Wireless technology's first generation, retroactively named 1G, launched in 1979 before arriving in the US in 1983. It used frequencies in the 800 MHz spectrum, and it helped usher in the first analog cell phones. 2G came in 1991, and with it came expansion into the 1.9 GHz spectrum and such features as SMS (simple text messages), MMS (multimedia messages) and voicemail. This bandwidth expansion marked a significant shift in the capabilities of cellphones—the wider the frequency range, the more data that's able to transfer—and is a hallmark of delineating the different generations.
3G was introduced in Japan in 2001 and in the US in 2002 by Verizon, expanded the frequency range into the 2.1 GHz spectrum, providing the network speeds that smartphones need. The core technology of this generation was MIMO (multiple-input multiple-output), which expanded the network's bandwidth and upped its device capacity. 3G could theoretically reach speeds of 40 Mbps, and its higher data-transfer rates enabled now-standard functionalities like mobile web browsing, image sharing and GPS location-tracking.

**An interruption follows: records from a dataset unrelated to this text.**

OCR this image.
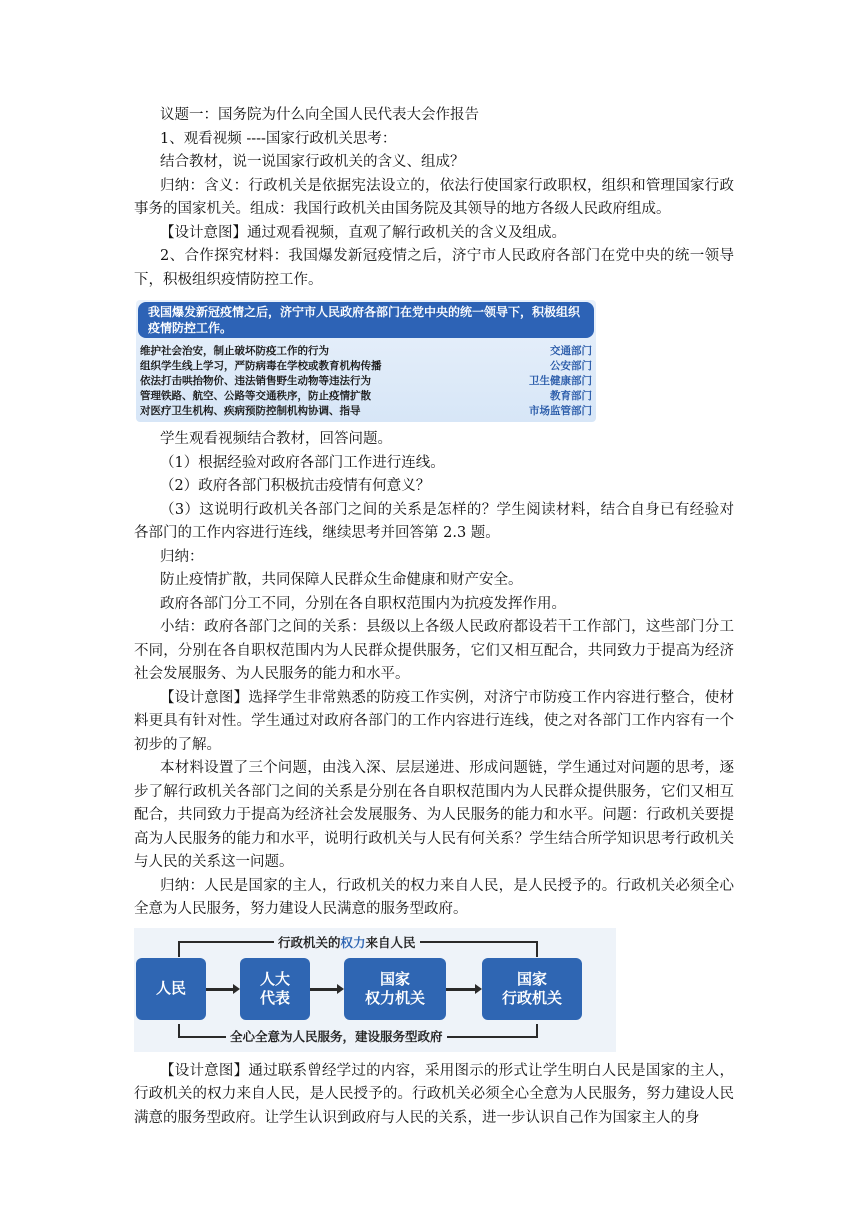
议题一：国务院为什么向全国人民代表大会作报告

1、观看视频 ----国家行政机关思考：

结合教材，说一说国家行政机关的含义、组成？

归纳：含义：行政机关是依据宪法设立的，依法行使国家行政职权，组织和管理国家行政事务的国家机关。组成：我国行政机关由国务院及其领导的地方各级人民政府组成。

【设计意图】通过观看视频，直观了解行政机关的含义及组成。

2、合作探究材料：我国爆发新冠疫情之后，济宁市人民政府各部门在党中央的统一领导下，积极组织疫情防控工作。

我国爆发新冠疫情之后，济宁市人民政府各部门在党中央的统一领导下，积极组织疫情防控工作。
维护社会治安，制止破坏防疫工作的行为	交通部门
组织学生线上学习，严防病毒在学校或教育机构传播	公安部门
依法打击哄抬物价、违法销售野生动物等违法行为	卫生健康部门
管理铁路、航空、公路等交通秩序，防止疫情扩散	教育部门
对医疗卫生机构、疾病预防控制机构协调、指导	市场监管部门

学生观看视频结合教材，回答问题。

（1）根据经验对政府各部门工作进行连线。

（2）政府各部门积极抗击疫情有何意义？

（3）这说明行政机关各部门之间的关系是怎样的？学生阅读材料，结合自身已有经验对各部门的工作内容进行连线，继续思考并回答第 2.3 题。

归纳：

防止疫情扩散，共同保障人民群众生命健康和财产安全。

政府各部门分工不同，分别在各自职权范围内为抗疫发挥作用。

小结：政府各部门之间的关系：县级以上各级人民政府都设若干工作部门，这些部门分工不同，分别在各自职权范围内为人民群众提供服务，它们又相互配合，共同致力于提高为经济社会发展服务、为人民服务的能力和水平。

【设计意图】选择学生非常熟悉的防疫工作实例，对济宁市防疫工作内容进行整合，使材料更具有针对性。学生通过对政府各部门的工作内容进行连线，使之对各部门工作内容有一个初步的了解。

本材料设置了三个问题，由浅入深、层层递进、形成问题链，学生通过对问题的思考，逐步了解行政机关各部门之间的关系是分别在各自职权范围内为人民群众提供服务，它们又相互配合，共同致力于提高为经济社会发展服务、为人民服务的能力和水平。问题：行政机关要提高为人民服务的能力和水平，说明行政机关与人民有何关系？学生结合所学知识思考行政机关与人民的关系这一问题。

归纳：人民是国家的主人，行政机关的权力来自人民，是人民授予的。行政机关必须全心全意为人民服务，努力建设人民满意的服务型政府。

行政机关的权力来自人民
全心全意为人民服务，建设服务型政府
人民
人大
代表
国家
权力机关
国家
行政机关

【设计意图】通过联系曾经学过的内容，采用图示的形式让学生明白人民是国家的主人，行政机关的权力来自人民，是人民授予的。行政机关必须全心全意为人民服务，努力建设人民满意的服务型政府。让学生认识到政府与人民的关系，进一步认识自己作为国家主人的身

4G was introduced commercially in 2009 and added frequencies in the 600 MHz, 700 MHz, 1.7 GHz, 2.1 GHz and 2.5 GHz spectrums. 4G network speeds could reach up to 400 Mbps, which has facilitated high-definition video gaming, video streaming and video conferencing. 4G LTE, which most networks currently use, further reduced latency and increased efficiency. (LTE, by the way, is not a technology—it stands for Long Term Evolution, denoting the road to 4G.)
Millimeter wave-based 5G is anticipated to provide very high levels of peak downlink throughput performance--ranging approximately from 4 Gbps on the lower end to 20 Gbps on the higher end, all under ideal channel conditions. These speeds represent a massive opportunity for practically every industry and vertical. Expect real-time monitoring, low-latency communication in remote areas, the development of "smart cities" and so much more in the very near future.